Chickens beat out cows in expansion plan

WAINWRIGHT, Alta. — Farm diversification doesn’t necessarily mean adding a few chickens to the yard. Sometimes it can mean 120,000 chickens.

When Greenbelt Farms diversified, it choose broiler chickens over more milk cows and quota.

“There seemed to be more opportunity in chickens than in the dairy business,” said Paul Rajotte, one of five family members who are partners in Greenbelt Farms, near Wainwright.

“It was easier to pay back the chickens than dairy,” said Rajotte, in charge of the dairy operation.

Rajotte’s father, Charles, started farming in 1952 with cows, pigs and chickens. Gradually, family members joined the farm and it started to grow.

In 1997, the family expanded the dairy herd to 425 cows, but when it came time for another expansion, broiler chickens won out.

The broiler facility, built in 2009, can raise about 120,000 birds every 40 days. The chicks arrive from the hatchery one day old and stay in the four barns, within the divided structure. Each separate barn holds about 40,000 birds.

The chickens are contracted with Lilydale and at 40 days the finished birds are trucked to Calgary for processing and sold as fresh chicken. Lilydale’s main customer is Costco.

After the chickens leave, the barn is cleaned, washed, disinfected and bedded with chopped canola straw. Fifteen days later another 40,000 chicks arrive.

Processing their own feed in their own feedmill is another way to save money and diversify, said Andre Poulin, who looks after the chickens and helps with the 9,000 acres of crops.

Each week, the poultry rations are processed in the farm’s feed mill, operated by partner Marc Rajotte.

The feed mill makes all the feed rations for the dairy and poultry operations and also carries out some custom mineral beef rations for clients.

A new triple roller was added to speed the process and control particle size. The increased feed efficiency with the changing rations in the broiler barn is expected to quickly pay for the new triple roller in the feed mill.

Their goal is to improve the feed conversion efficiency of the birds, with their special rations.

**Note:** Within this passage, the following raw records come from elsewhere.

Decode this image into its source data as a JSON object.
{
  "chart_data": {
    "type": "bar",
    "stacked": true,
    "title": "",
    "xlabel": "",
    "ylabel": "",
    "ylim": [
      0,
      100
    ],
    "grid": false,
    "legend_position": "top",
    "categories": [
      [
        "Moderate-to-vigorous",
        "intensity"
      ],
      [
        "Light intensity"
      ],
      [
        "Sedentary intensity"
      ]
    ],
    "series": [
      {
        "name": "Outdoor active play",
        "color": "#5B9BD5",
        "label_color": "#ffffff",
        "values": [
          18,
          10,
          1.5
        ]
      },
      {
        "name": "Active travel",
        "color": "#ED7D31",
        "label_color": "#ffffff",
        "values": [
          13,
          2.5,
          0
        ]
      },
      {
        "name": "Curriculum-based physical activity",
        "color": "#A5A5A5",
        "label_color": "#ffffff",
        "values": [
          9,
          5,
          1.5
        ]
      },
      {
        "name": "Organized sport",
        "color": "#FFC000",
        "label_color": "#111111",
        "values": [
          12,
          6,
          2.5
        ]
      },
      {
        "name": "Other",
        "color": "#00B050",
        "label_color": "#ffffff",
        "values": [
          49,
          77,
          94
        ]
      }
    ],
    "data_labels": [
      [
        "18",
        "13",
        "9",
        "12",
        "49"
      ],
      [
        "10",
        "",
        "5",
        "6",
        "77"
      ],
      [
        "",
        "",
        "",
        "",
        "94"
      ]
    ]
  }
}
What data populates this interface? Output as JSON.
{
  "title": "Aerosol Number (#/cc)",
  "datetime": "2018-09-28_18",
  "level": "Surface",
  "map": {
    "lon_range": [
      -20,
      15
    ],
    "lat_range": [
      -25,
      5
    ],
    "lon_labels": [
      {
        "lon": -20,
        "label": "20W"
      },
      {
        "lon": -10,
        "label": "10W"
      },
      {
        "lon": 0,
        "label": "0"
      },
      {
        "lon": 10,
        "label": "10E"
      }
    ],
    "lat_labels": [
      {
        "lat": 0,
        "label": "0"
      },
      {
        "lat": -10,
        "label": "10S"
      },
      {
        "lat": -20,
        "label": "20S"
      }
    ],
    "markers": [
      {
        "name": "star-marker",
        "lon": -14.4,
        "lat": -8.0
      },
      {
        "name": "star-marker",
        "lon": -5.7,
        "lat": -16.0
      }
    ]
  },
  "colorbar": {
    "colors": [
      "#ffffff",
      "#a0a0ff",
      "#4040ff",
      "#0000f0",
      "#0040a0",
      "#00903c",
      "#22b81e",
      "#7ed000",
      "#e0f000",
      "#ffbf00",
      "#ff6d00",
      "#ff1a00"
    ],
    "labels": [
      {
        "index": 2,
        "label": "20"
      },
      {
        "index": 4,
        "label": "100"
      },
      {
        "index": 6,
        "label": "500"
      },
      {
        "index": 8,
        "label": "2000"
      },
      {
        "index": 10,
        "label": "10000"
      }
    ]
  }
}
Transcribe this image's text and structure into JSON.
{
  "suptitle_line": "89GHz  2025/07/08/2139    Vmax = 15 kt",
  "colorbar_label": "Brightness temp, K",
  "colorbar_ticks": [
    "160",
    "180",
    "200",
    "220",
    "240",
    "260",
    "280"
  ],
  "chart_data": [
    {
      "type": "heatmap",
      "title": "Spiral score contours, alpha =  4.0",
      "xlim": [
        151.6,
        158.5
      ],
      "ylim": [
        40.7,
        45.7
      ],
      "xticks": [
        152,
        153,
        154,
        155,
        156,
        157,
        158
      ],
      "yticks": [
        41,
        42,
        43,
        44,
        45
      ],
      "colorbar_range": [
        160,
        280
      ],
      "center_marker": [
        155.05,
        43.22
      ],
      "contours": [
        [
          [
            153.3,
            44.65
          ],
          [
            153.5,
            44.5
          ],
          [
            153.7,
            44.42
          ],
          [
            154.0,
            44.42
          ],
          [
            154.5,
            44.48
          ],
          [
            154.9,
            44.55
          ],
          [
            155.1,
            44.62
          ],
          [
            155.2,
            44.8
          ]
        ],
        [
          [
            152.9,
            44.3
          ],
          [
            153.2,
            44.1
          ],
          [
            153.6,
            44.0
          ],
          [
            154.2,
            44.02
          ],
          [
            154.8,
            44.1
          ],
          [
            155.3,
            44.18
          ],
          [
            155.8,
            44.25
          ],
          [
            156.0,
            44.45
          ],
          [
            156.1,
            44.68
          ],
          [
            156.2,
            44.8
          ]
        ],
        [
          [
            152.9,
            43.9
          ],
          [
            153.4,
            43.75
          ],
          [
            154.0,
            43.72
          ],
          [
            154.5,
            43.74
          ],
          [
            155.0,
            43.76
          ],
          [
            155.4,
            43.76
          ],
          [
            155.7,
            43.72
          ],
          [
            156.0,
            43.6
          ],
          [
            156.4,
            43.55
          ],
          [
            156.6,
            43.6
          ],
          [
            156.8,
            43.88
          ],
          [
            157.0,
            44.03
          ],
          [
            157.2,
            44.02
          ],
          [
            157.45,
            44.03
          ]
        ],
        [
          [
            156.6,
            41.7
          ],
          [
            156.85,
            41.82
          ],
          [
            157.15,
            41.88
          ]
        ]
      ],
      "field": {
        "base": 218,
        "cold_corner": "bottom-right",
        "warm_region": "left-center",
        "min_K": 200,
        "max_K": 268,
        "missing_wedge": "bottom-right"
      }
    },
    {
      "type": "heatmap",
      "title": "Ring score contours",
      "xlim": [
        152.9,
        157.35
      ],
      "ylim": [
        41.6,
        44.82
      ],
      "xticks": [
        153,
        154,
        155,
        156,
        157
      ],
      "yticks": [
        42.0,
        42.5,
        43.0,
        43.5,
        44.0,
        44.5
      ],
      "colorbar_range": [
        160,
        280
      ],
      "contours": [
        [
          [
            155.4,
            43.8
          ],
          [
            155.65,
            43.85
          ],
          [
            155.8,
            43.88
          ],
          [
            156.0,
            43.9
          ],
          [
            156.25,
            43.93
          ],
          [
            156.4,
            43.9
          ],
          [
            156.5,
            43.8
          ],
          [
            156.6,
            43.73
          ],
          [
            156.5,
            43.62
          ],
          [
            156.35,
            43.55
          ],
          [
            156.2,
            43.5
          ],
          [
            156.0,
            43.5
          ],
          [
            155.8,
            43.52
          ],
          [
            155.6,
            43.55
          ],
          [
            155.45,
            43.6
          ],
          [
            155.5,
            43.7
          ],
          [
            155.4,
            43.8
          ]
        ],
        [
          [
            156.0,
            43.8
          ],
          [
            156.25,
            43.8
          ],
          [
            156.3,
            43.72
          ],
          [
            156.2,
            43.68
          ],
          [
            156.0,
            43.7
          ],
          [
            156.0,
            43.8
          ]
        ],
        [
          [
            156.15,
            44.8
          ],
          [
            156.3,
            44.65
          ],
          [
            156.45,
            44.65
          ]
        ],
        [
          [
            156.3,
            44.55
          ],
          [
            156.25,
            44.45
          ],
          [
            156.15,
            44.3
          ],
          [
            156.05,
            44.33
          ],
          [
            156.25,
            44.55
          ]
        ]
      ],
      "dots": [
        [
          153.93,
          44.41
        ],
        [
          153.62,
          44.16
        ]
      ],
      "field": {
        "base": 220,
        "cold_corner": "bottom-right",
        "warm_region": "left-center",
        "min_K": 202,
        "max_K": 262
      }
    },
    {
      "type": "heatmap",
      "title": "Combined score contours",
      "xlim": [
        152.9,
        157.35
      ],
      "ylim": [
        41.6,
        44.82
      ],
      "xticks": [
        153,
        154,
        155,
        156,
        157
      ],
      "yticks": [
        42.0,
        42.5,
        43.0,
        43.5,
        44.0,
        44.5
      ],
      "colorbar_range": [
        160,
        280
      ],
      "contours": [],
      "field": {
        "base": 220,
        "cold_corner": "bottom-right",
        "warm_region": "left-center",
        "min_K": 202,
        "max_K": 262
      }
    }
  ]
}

Poulin said they are hoping to add fababeans, seeded this spring on their farm, to the chicken’s feed ration as a partial protein replacement.

Greenbelt Farms is also raising sex selected heifer dairy calves. By using specially sexed semen, Rajotte will calve 90 percent heifers, keeping what he needs as replacements and selling the rest to existing dairy farms.

Since Christmas, he has sold more than 300 head of dairy heifers.

The dairy cattle are divided into two herds. The high producing dairy cows are milked three times a day and the lower producing cows are milked twice a day.